Sta-209 (Spring 2025) Homework #6

Directions:

Submit your assignment via P-web.
Submit only a compiled R Markdown document (pdf, word, or html output are all okay, but you may need to “zip” an html file)
- If you want to compile to a pdf you can install the tinytext package by running install.packages('tinytex') followed by tinytex::install_tinytex()
Only submit your .Rmd file if you are unable to compile it due to errors (in the future you will be penalized for this)

Question #1

The American Community Survey (ACS) is a component of the US Census that is administered to a random sample of US addresses on a rolling basis. When the mailed version is combined with in-person visits and telephone calls the survey has a 95% response rate. The data linked below are a random sample of employed individuals drawn from a recent ACS (2020 Census):

acs = read.csv("https://remiller1450.github.io/data/EmployedACS.csv")

The ACS data linked above includes the following variables:

Sex - “1” for males and “0” for females
Age - age in years
Married - “1” for married individuals and “0” for unmarried individuals
Income - annual income (thousands of dollars)
HoursWk - average hours worked per week
Race - self-described race
USCitizen - citizenship status, “1” for US citizens and “0” for non-citizens
HealthInsurance - “1” if the individual has health insurance, “0” otherwise
Language - “1” if the individual’s first/native language is English, “0” otherwise

Each of the following parts of this question will describe a scenario that you will address using a confidence interval estimate. To receive full credit, you must use a method that produces valid confidence intervals (ie: exact binomial for a single proportion when the sample size is small) for the population parameter of interest. Not all of these scenarios will ask for the same confidence level, so be mindful of what you’re asked to find.

Part A: Using the ACS data, find a 99% confidence estimate for the proportion of all employed Americans who speak English as their native/primary language.
Part B: Find a 95% confidence interval estimate for the average personal income of employed US adults.
Part C: Find a 99% confidence interval estimate for the difference in proportions of married and unmarried individuals who have health insurance.
Part D: Based upon the interval estimate you found in Part C, can you confidently conclude that married US adults are more likely to have health insurance than unmarried US adults? Briefly explain.
Part E: Find a 98% confidence interval estimate for the correlation between hours worked and income.
Part F: Based upon the interval estimate you found in Part E, can you confidently conclude that among US adults working more hours is associated with earning higher incomes?
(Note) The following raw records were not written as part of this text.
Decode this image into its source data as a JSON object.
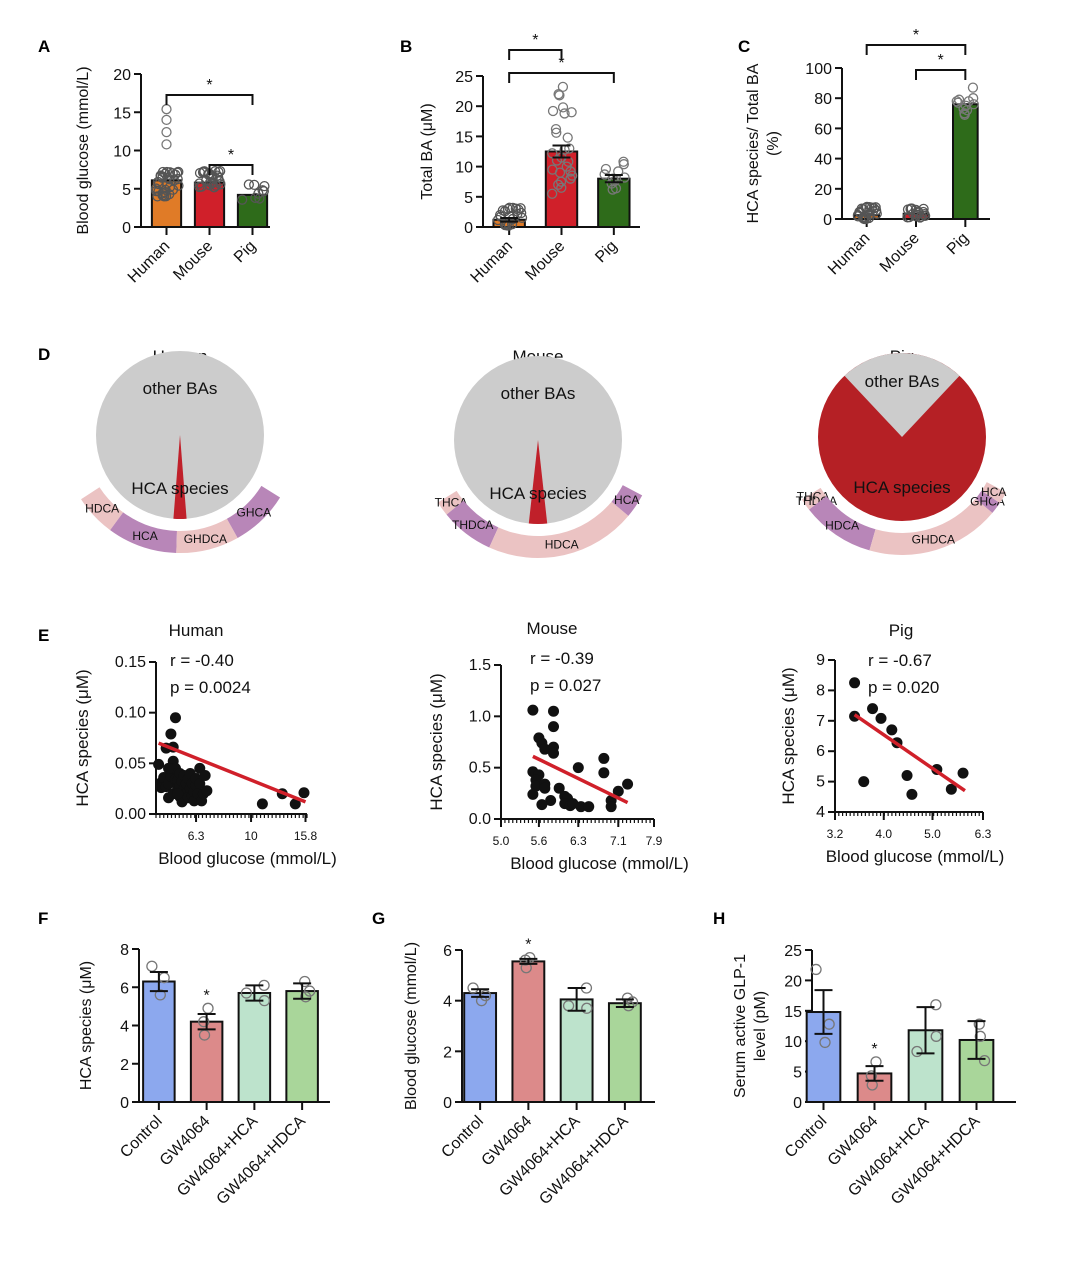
{
  "chart_data": [
    {
      "panel": "A",
      "type": "bar",
      "ylabel": "Blood glucose (mmol/L)",
      "categories": [
        "Human",
        "Mouse",
        "Pig"
      ],
      "values": [
        6.1,
        5.8,
        4.2
      ],
      "colors": [
        "#e07b27",
        "#d0202a",
        "#2e6b1a"
      ],
      "ylim": [
        0,
        20
      ],
      "yticks": [
        0,
        5,
        10,
        15,
        20
      ],
      "outliers": {
        "Human": [
          10.8,
          12.4,
          14.0,
          15.4
        ]
      },
      "significance": [
        {
          "from": "Human",
          "to": "Pig",
          "label": "*"
        },
        {
          "from": "Mouse",
          "to": "Pig",
          "label": "*"
        }
      ]
    },
    {
      "panel": "B",
      "type": "bar",
      "ylabel": "Total BA (μM)",
      "categories": [
        "Human",
        "Mouse",
        "Pig"
      ],
      "values": [
        1.2,
        12.5,
        8.0
      ],
      "errors": [
        0.3,
        1.0,
        0.6
      ],
      "colors": [
        "#e07b27",
        "#d0202a",
        "#2e6b1a"
      ],
      "ylim": [
        0,
        25
      ],
      "yticks": [
        0,
        5,
        10,
        15,
        20,
        25
      ],
      "points": {
        "Mouse": [
          23.2,
          22.0,
          21.8,
          19.8,
          19.2,
          18.8,
          19.0,
          16.2,
          15.6,
          14.8,
          13.0,
          12.8,
          12.2,
          11.5,
          10.8,
          10.0,
          9.5,
          9.0,
          8.5,
          8.0,
          7.5,
          7.0,
          6.5,
          5.5,
          9.2,
          11.0
        ],
        "Pig": [
          10.8,
          10.4,
          9.6,
          9.2,
          8.7,
          8.2,
          7.6,
          7.2,
          6.4,
          6.2,
          8.0
        ]
      },
      "significance": [
        {
          "from": "Human",
          "to": "Mouse",
          "label": "*"
        },
        {
          "from": "Human",
          "to": "Pig",
          "label": "*"
        }
      ]
    },
    {
      "panel": "C",
      "type": "bar",
      "ylabel": "HCA species/ Total BA (%)",
      "categories": [
        "Human",
        "Mouse",
        "Pig"
      ],
      "values": [
        2.5,
        3.5,
        76
      ],
      "colors": [
        "#e07b27",
        "#d0202a",
        "#2e6b1a"
      ],
      "ylim": [
        0,
        100
      ],
      "yticks": [
        0,
        20,
        40,
        60,
        80,
        100
      ],
      "points": {
        "Pig": [
          87,
          80,
          79,
          78,
          77,
          76,
          75,
          73,
          72,
          70,
          69,
          78
        ]
      },
      "significance": [
        {
          "from": "Human",
          "to": "Pig",
          "label": "*"
        },
        {
          "from": "Mouse",
          "to": "Pig",
          "label": "*"
        }
      ]
    },
    {
      "panel": "D",
      "type": "pie",
      "pies": [
        {
          "title": "Human",
          "slices": [
            {
              "label": "other BAs",
              "value": 97.5,
              "color": "#cccccc"
            },
            {
              "label": "HCA species",
              "value": 2.5,
              "color": "#c0202a"
            }
          ],
          "ring": [
            {
              "label": "HDCA",
              "value": 18,
              "color": "#ebc3c3"
            },
            {
              "label": "HCA",
              "value": 30,
              "color": "#b886b8"
            },
            {
              "label": "GHDCA",
              "value": 27,
              "color": "#ebc3c3"
            },
            {
              "label": "GHCA",
              "value": 25,
              "color": "#b886b8"
            }
          ]
        },
        {
          "title": "Mouse",
          "slices": [
            {
              "label": "other BAs",
              "value": 96.5,
              "color": "#cccccc"
            },
            {
              "label": "HCA species",
              "value": 3.5,
              "color": "#c0202a"
            }
          ],
          "ring": [
            {
              "label": "THCA",
              "value": 6,
              "color": "#ebc3c3"
            },
            {
              "label": "THDCA",
              "value": 22,
              "color": "#b886b8"
            },
            {
              "label": "HDCA",
              "value": 62,
              "color": "#ebc3c3"
            },
            {
              "label": "HCA",
              "value": 10,
              "color": "#b886b8"
            }
          ]
        },
        {
          "title": "Pig",
          "slices": [
            {
              "label": "other BAs",
              "value": 24,
              "color": "#cccccc"
            },
            {
              "label": "HCA species",
              "value": 76,
              "color": "#b52025"
            }
          ],
          "ring": [
            {
              "label": "THCA",
              "value": 3,
              "color": "#ebc3c3"
            },
            {
              "label": "THDCA",
              "value": 2,
              "color": "#ebc3c3"
            },
            {
              "label": "HDCA",
              "value": 30,
              "color": "#b886b8"
            },
            {
              "label": "GHDCA",
              "value": 55,
              "color": "#ebc3c3"
            },
            {
              "label": "GHCA",
              "value": 5,
              "color": "#b886b8"
            },
            {
              "label": "HCA",
              "value": 5,
              "color": "#ebc3c3"
            }
          ]
        }
      ]
    },
    {
      "panel": "E",
      "type": "scatter",
      "plots": [
        {
          "title": "Human",
          "r_text": "r = -0.40",
          "p_text": "p = 0.0024",
          "xlabel": "Blood glucose (mmol/L)",
          "ylabel": "HCA species (μM)",
          "xscale": "log",
          "xlim": [
            4.5,
            16
          ],
          "ylim": [
            0,
            0.15
          ],
          "yticks": [
            "0.00",
            "0.05",
            "0.10",
            "0.15"
          ],
          "xticks": [
            "6.3",
            "10",
            "15.8"
          ],
          "xtick_values": [
            6.3,
            10,
            15.8
          ],
          "fit": [
            [
              4.6,
              0.07
            ],
            [
              15.8,
              0.012
            ]
          ],
          "points": [
            [
              4.6,
              0.049
            ],
            [
              4.7,
              0.031
            ],
            [
              4.7,
              0.026
            ],
            [
              4.8,
              0.036
            ],
            [
              4.9,
              0.027
            ],
            [
              4.9,
              0.065
            ],
            [
              5.0,
              0.016
            ],
            [
              5.0,
              0.03
            ],
            [
              5.1,
              0.079
            ],
            [
              5.1,
              0.037
            ],
            [
              5.2,
              0.066
            ],
            [
              5.2,
              0.052
            ],
            [
              5.2,
              0.02
            ],
            [
              5.3,
              0.095
            ],
            [
              5.3,
              0.045
            ],
            [
              5.3,
              0.034
            ],
            [
              5.4,
              0.033
            ],
            [
              5.4,
              0.026
            ],
            [
              5.5,
              0.04
            ],
            [
              5.5,
              0.028
            ],
            [
              5.5,
              0.017
            ],
            [
              5.6,
              0.012
            ],
            [
              5.6,
              0.032
            ],
            [
              5.7,
              0.038
            ],
            [
              5.7,
              0.025
            ],
            [
              5.8,
              0.03
            ],
            [
              5.8,
              0.02
            ],
            [
              5.9,
              0.035
            ],
            [
              5.9,
              0.016
            ],
            [
              6.0,
              0.04
            ],
            [
              6.0,
              0.025
            ],
            [
              6.1,
              0.03
            ],
            [
              6.1,
              0.018
            ],
            [
              6.2,
              0.013
            ],
            [
              6.2,
              0.022
            ],
            [
              6.3,
              0.028
            ],
            [
              6.3,
              0.035
            ],
            [
              6.4,
              0.02
            ],
            [
              6.5,
              0.045
            ],
            [
              6.5,
              0.03
            ],
            [
              6.6,
              0.013
            ],
            [
              6.7,
              0.02
            ],
            [
              6.8,
              0.038
            ],
            [
              6.9,
              0.023
            ],
            [
              5.4,
              0.02
            ],
            [
              5.0,
              0.045
            ],
            [
              11.0,
              0.01
            ],
            [
              13.0,
              0.02
            ],
            [
              14.5,
              0.01
            ],
            [
              15.6,
              0.021
            ]
          ]
        },
        {
          "title": "Mouse",
          "r_text": "r = -0.39",
          "p_text": "p = 0.027",
          "xlabel": "Blood glucose (mmol/L)",
          "ylabel": "HCA species (μM)",
          "xscale": "log",
          "xlim": [
            5.0,
            7.9
          ],
          "ylim": [
            0,
            1.5
          ],
          "yticks": [
            "0.0",
            "0.5",
            "1.0",
            "1.5"
          ],
          "xticks": [
            "5.0",
            "5.6",
            "6.3",
            "7.1",
            "7.9"
          ],
          "xtick_values": [
            5.0,
            5.6,
            6.3,
            7.1,
            7.9
          ],
          "fit": [
            [
              5.5,
              0.61
            ],
            [
              7.3,
              0.16
            ]
          ],
          "points": [
            [
              5.5,
              1.06
            ],
            [
              5.85,
              1.05
            ],
            [
              5.85,
              0.9
            ],
            [
              5.6,
              0.79
            ],
            [
              5.65,
              0.74
            ],
            [
              5.7,
              0.68
            ],
            [
              5.85,
              0.7
            ],
            [
              5.85,
              0.64
            ],
            [
              5.5,
              0.46
            ],
            [
              5.6,
              0.43
            ],
            [
              5.55,
              0.38
            ],
            [
              5.55,
              0.32
            ],
            [
              5.5,
              0.24
            ],
            [
              5.7,
              0.34
            ],
            [
              5.7,
              0.3
            ],
            [
              5.8,
              0.18
            ],
            [
              5.95,
              0.3
            ],
            [
              6.05,
              0.22
            ],
            [
              6.1,
              0.2
            ],
            [
              6.05,
              0.15
            ],
            [
              6.15,
              0.13
            ],
            [
              6.2,
              0.15
            ],
            [
              6.35,
              0.12
            ],
            [
              6.5,
              0.12
            ],
            [
              6.3,
              0.5
            ],
            [
              6.8,
              0.59
            ],
            [
              6.8,
              0.45
            ],
            [
              6.95,
              0.18
            ],
            [
              6.95,
              0.12
            ],
            [
              7.1,
              0.27
            ],
            [
              7.3,
              0.34
            ],
            [
              5.65,
              0.14
            ]
          ]
        },
        {
          "title": "Pig",
          "r_text": "r = -0.67",
          "p_text": "p = 0.020",
          "xlabel": "Blood glucose (mmol/L)",
          "ylabel": "HCA species (μM)",
          "xscale": "log",
          "xlim": [
            3.2,
            6.3
          ],
          "ylim": [
            4,
            9
          ],
          "yticks": [
            "4",
            "5",
            "6",
            "7",
            "8",
            "9"
          ],
          "xticks": [
            "3.2",
            "4.0",
            "5.0",
            "6.3"
          ],
          "xtick_values": [
            3.2,
            4.0,
            5.0,
            6.3
          ],
          "fit": [
            [
              3.5,
              7.2
            ],
            [
              5.8,
              4.7
            ]
          ],
          "points": [
            [
              3.5,
              8.25
            ],
            [
              3.5,
              7.15
            ],
            [
              3.65,
              5.0
            ],
            [
              3.8,
              7.4
            ],
            [
              3.95,
              7.08
            ],
            [
              4.15,
              6.7
            ],
            [
              4.25,
              6.28
            ],
            [
              4.45,
              5.2
            ],
            [
              4.55,
              4.58
            ],
            [
              5.1,
              5.4
            ],
            [
              5.45,
              4.75
            ],
            [
              5.75,
              5.28
            ]
          ]
        }
      ]
    },
    {
      "panel": "F",
      "type": "bar",
      "ylabel": "HCA species (μM)",
      "categories": [
        "Control",
        "GW4064",
        "GW4064+HCA",
        "GW4064+HDCA"
      ],
      "values": [
        6.3,
        4.2,
        5.7,
        5.8
      ],
      "errors": [
        0.5,
        0.4,
        0.4,
        0.4
      ],
      "colors": [
        "#8ca8ee",
        "#dc8a8a",
        "#bde3cc",
        "#a9d69a"
      ],
      "ylim": [
        0,
        8
      ],
      "yticks": [
        0,
        2,
        4,
        6,
        8
      ],
      "points": [
        [
          7.1,
          6.5,
          5.6
        ],
        [
          4.9,
          4.2,
          3.5
        ],
        [
          6.1,
          5.3,
          5.7
        ],
        [
          6.3,
          5.5,
          5.8
        ]
      ],
      "significance_labels": [
        "",
        "*",
        "",
        ""
      ]
    },
    {
      "panel": "G",
      "type": "bar",
      "ylabel": "Blood glucose (mmol/L)",
      "categories": [
        "Control",
        "GW4064",
        "GW4064+HCA",
        "GW4064+HDCA"
      ],
      "values": [
        4.3,
        5.55,
        4.05,
        3.9
      ],
      "errors": [
        0.15,
        0.1,
        0.45,
        0.15
      ],
      "colors": [
        "#8ca8ee",
        "#dc8a8a",
        "#bde3cc",
        "#a9d69a"
      ],
      "ylim": [
        0,
        6
      ],
      "yticks": [
        0,
        2,
        4,
        6
      ],
      "points": [
        [
          4.5,
          4.2,
          4.0
        ],
        [
          5.7,
          5.6,
          5.3
        ],
        [
          4.5,
          3.7,
          3.8
        ],
        [
          4.1,
          3.8,
          3.95
        ]
      ],
      "significance_labels": [
        "",
        "*",
        "",
        ""
      ]
    },
    {
      "panel": "H",
      "type": "bar",
      "ylabel": "Serum active GLP-1 level (pM)",
      "categories": [
        "Control",
        "GW4064",
        "GW4064+HCA",
        "GW4064+HDCA"
      ],
      "values": [
        14.8,
        4.7,
        11.8,
        10.2
      ],
      "errors": [
        3.6,
        1.2,
        3.8,
        3.1
      ],
      "colors": [
        "#8ca8ee",
        "#dc8a8a",
        "#bde3cc",
        "#a9d69a"
      ],
      "ylim": [
        0,
        25
      ],
      "yticks": [
        0,
        5,
        10,
        15,
        20,
        25
      ],
      "points": [
        [
          21.8,
          12.8,
          9.8
        ],
        [
          6.6,
          4.3,
          2.8
        ],
        [
          16.0,
          10.8,
          8.3
        ],
        [
          12.8,
          10.8,
          6.8
        ]
      ],
      "significance_labels": [
        "",
        "*",
        "",
        ""
      ]
    }
  ],
  "panel_letters": [
    "A",
    "B",
    "C",
    "D",
    "E",
    "F",
    "G",
    "H"
  ],
  "accent_colors": {
    "human": "#e07b27",
    "mouse": "#d0202a",
    "pig": "#2e6b1a",
    "fit_line": "#d0202a",
    "control": "#8ca8ee",
    "gw4064": "#dc8a8a",
    "gw_hca": "#bde3cc",
    "gw_hdca": "#a9d69a"
  }
}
Briefly explain.
Part G: Find a 90% confidence interval estimate for the difference in mean incomes of male and female US adults.
Part H: Based upon the interval from Part G, can you confidently conclude that in the United States adult males tend to earn higher incomes, on average, than adult females? Briefly explain.

\(~\)

Question #2

The scenarios below each describe a potential change. For each scenario you are to indicate whether that change is expected to increase or decrease the width of a confidence interval estimate. You should also include a 1-sentence justification explaining your belief.

Part A: Deciding to take a random sample of size \(n=100\) rather than one of size \(n=75\).
Part B: Taking a random sample from a population that is more homogeneous (lower standard deviation among cases) compared to sampling from a population that is less homogeneous (higher standard deviation among cases).
Part C: Increasing the confidence level from 90% to 95%.
Part D: Using the t-distribution as a probability model rather than the Normal distribution.

\(~\)

Question #3

The scenarios below each involve the interpretation of a confidence interval estimate. For each scenario, you are to indicate whether the interpretation is correct or incorrect. You should include a 1-sentence justification explaining your belief.

Part A: A 95% confidence interval estimate for the mean cholesterol level of US adults of (202.4, 225.6) suggests that 95% of the US adult population has a cholesterol level between 202.4, 225.6.
Part B: You and your friend each take a random sample and you each calculate a 95% confidence interval estimate for the proportion of student athletes at Grinnell who have taken a statistics course using a statistically valid procedure. Your friend’s sample contained \(n=50\) student athletes, while yours only contained \(n=30\) student athletes. This leads your friend to interpret that their confidence interval is more likely to contain the true the proportion than yours.
Part C: As part of a statistics research project, many random samples are drawn from a population where the quantitative variables \(X\) and \(Y\) are independent. If we use a statistically valid procedure to calculate a 95% confidence estimate for the correlation coefficient relating \(X\) and \(Y\) for each of these random samples, roughly 5% of the random samples will produce an interval that doesn’t contain 0 within the interval’s endpoints.
Part D: A representative sample of \(n=1000\) US adults is polled to gauge support for a proposed economic policy change. It was found that 57% of the sampled individuals supported the change, with a 90% confidence interval estimate of (0.53, 0.61). This interval tells us that 90% of future random samples of US adults will show between 53% and 61% of the population supporting the proposed change.